Apart from the disseminated lesions that define the condition, the CNS white matter normally shows other kinds of damage. At least five characteristics are present in CNS tissues of MS patients: Inflammation beyond classical white matter lesions (NAWM, NAGM), intrathecal Ig production with oligoclonal bands, an environment fostering immune cell persistence, Follicle-like aggregates in the meninges (B-cells mostly infected with EBV[4]) and a disruption of the blood–brain barrier even outside of active lesions.[5]
Confluent subpial cortical lesions are the most specific finding for MS, being exclusively present in MS patients.[6] Though this feature can only be detected during an autopsy[7] there are some subrogate markers under study[8] Damage in MS consists also in areas with hidden damage (normal appearing white and gray matters) and two kinds of cortical lesions: Neuronal loss and cortical demyelinating lesions. The neural loss is the result of neural degeneration from lesions located in the white matter areas and the cortical demyelinating lesions are related to meningeal inflammation.[9][10]

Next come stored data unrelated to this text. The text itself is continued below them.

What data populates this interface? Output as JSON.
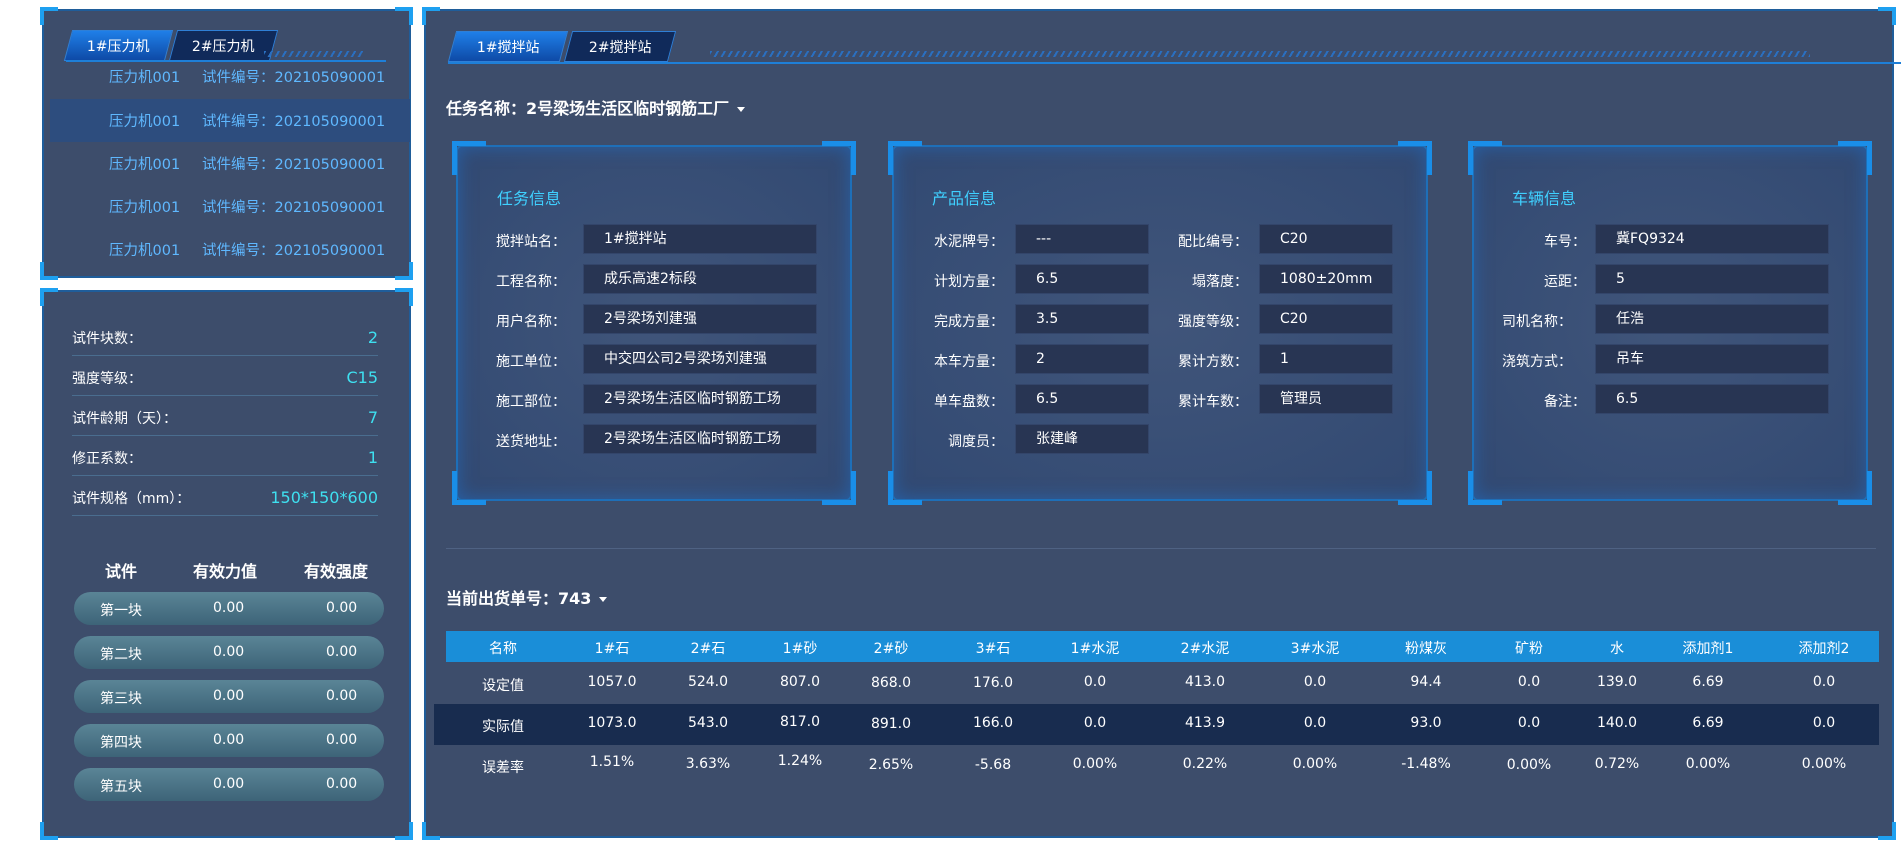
{
  "left_top": {
    "tabs": [
      "1#压力机",
      "2#压力机"
    ],
    "rows": [
      {
        "name": "压力机001",
        "code": "试件编号：202105090001"
      },
      {
        "name": "压力机001",
        "code": "试件编号：202105090001"
      },
      {
        "name": "压力机001",
        "code": "试件编号：202105090001"
      },
      {
        "name": "压力机001",
        "code": "试件编号：202105090001"
      },
      {
        "name": "压力机001",
        "code": "试件编号：202105090001"
      }
    ]
  },
  "left_bottom": {
    "stats": [
      {
        "label": "试件块数：",
        "value": "2"
      },
      {
        "label": "强度等级：",
        "value": "C15"
      },
      {
        "label": "试件龄期（天）：",
        "value": "7"
      },
      {
        "label": "修正系数：",
        "value": "1"
      },
      {
        "label": "试件规格（mm）：",
        "value": "150*150*600"
      }
    ],
    "table_headers": [
      "试件",
      "有效力值",
      "有效强度"
    ],
    "blocks": [
      {
        "name": "第一块",
        "force": "0.00",
        "strength": "0.00"
      },
      {
        "name": "第二块",
        "force": "0.00",
        "strength": "0.00"
      },
      {
        "name": "第三块",
        "force": "0.00",
        "strength": "0.00"
      },
      {
        "name": "第四块",
        "force": "0.00",
        "strength": "0.00"
      },
      {
        "name": "第五块",
        "force": "0.00",
        "strength": "0.00"
      }
    ]
  },
  "right": {
    "tabs": [
      "1#搅拌站",
      "2#搅拌站"
    ],
    "task_name": "任务名称：2号梁场生活区临时钢筋工厂",
    "task_info": {
      "title": "任务信息",
      "fields": [
        {
          "label": "搅拌站名：",
          "value": "1#搅拌站"
        },
        {
          "label": "工程名称：",
          "value": "成乐高速2标段"
        },
        {
          "label": "用户名称：",
          "value": "2号梁场刘建强"
        },
        {
          "label": "施工单位：",
          "value": "中交四公司2号梁场刘建强"
        },
        {
          "label": "施工部位：",
          "value": "2号梁场生活区临时钢筋工场"
        },
        {
          "label": "送货地址：",
          "value": "2号梁场生活区临时钢筋工场"
        }
      ]
    },
    "product_info": {
      "title": "产品信息",
      "left_fields": [
        {
          "label": "水泥牌号：",
          "value": "---"
        },
        {
          "label": "计划方量：",
          "value": "6.5"
        },
        {
          "label": "完成方量：",
          "value": "3.5"
        },
        {
          "label": "本车方量：",
          "value": "2"
        },
        {
          "label": "单车盘数：",
          "value": "6.5"
        },
        {
          "label": "调度员：",
          "value": "张建峰"
        }
      ],
      "right_fields": [
        {
          "label": "配比编号：",
          "value": "C20"
        },
        {
          "label": "塌落度：",
          "value": "1080±20mm"
        },
        {
          "label": "强度等级：",
          "value": "C20"
        },
        {
          "label": "累计方数：",
          "value": "1"
        },
        {
          "label": "累计车数：",
          "value": "管理员"
        }
      ]
    },
    "vehicle_info": {
      "title": "车辆信息",
      "fields": [
        {
          "label": "车号：",
          "value": "冀FQ9324"
        },
        {
          "label": "运距：",
          "value": "5"
        },
        {
          "label": "司机名称：",
          "value": "任浩"
        },
        {
          "label": "浇筑方式：",
          "value": "吊车"
        },
        {
          "label": "备注：",
          "value": "6.5"
        }
      ]
    },
    "shipment_no": "当前出货单号：743",
    "table": {
      "headers": [
        "名称",
        "1#石",
        "2#石",
        "1#砂",
        "2#砂",
        "3#石",
        "1#水泥",
        "2#水泥",
        "3#水泥",
        "粉煤灰",
        "矿粉",
        "水",
        "添加剂1",
        "添加剂2"
      ],
      "rows": [
        [
          "设定值",
          "1057.0",
          "524.0",
          "807.0",
          "868.0",
          "176.0",
          "0.0",
          "413.0",
          "0.0",
          "94.4",
          "0.0",
          "139.0",
          "6.69",
          "0.0"
        ],
        [
          "实际值",
          "1073.0",
          "543.0",
          "817.0",
          "891.0",
          "166.0",
          "0.0",
          "413.9",
          "0.0",
          "93.0",
          "0.0",
          "140.0",
          "6.69",
          "0.0"
        ],
        [
          "误差率",
          "1.51%",
          "3.63%",
          "1.24%",
          "2.65%",
          "-5.68",
          "0.00%",
          "0.22%",
          "0.00%",
          "-1.48%",
          "0.00%",
          "0.72%",
          "0.00%",
          "0.00%"
        ]
      ]
    }
  }
}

The scars in the white matter are known to appear from confluence of smaller ones[11]
Currently the term "multiple sclerosis" is ambiguous and refers not only to the presence of the scars, but also to the unknown underlying condition that produces these scars. Besides clinical diagnosis uses also the term "multiple sclerosis" for speaking about the related clinical courses. Therefore, when referring to the presence of the scars is better to use the equivalent term astrocytic fibrillary gliosis.[9]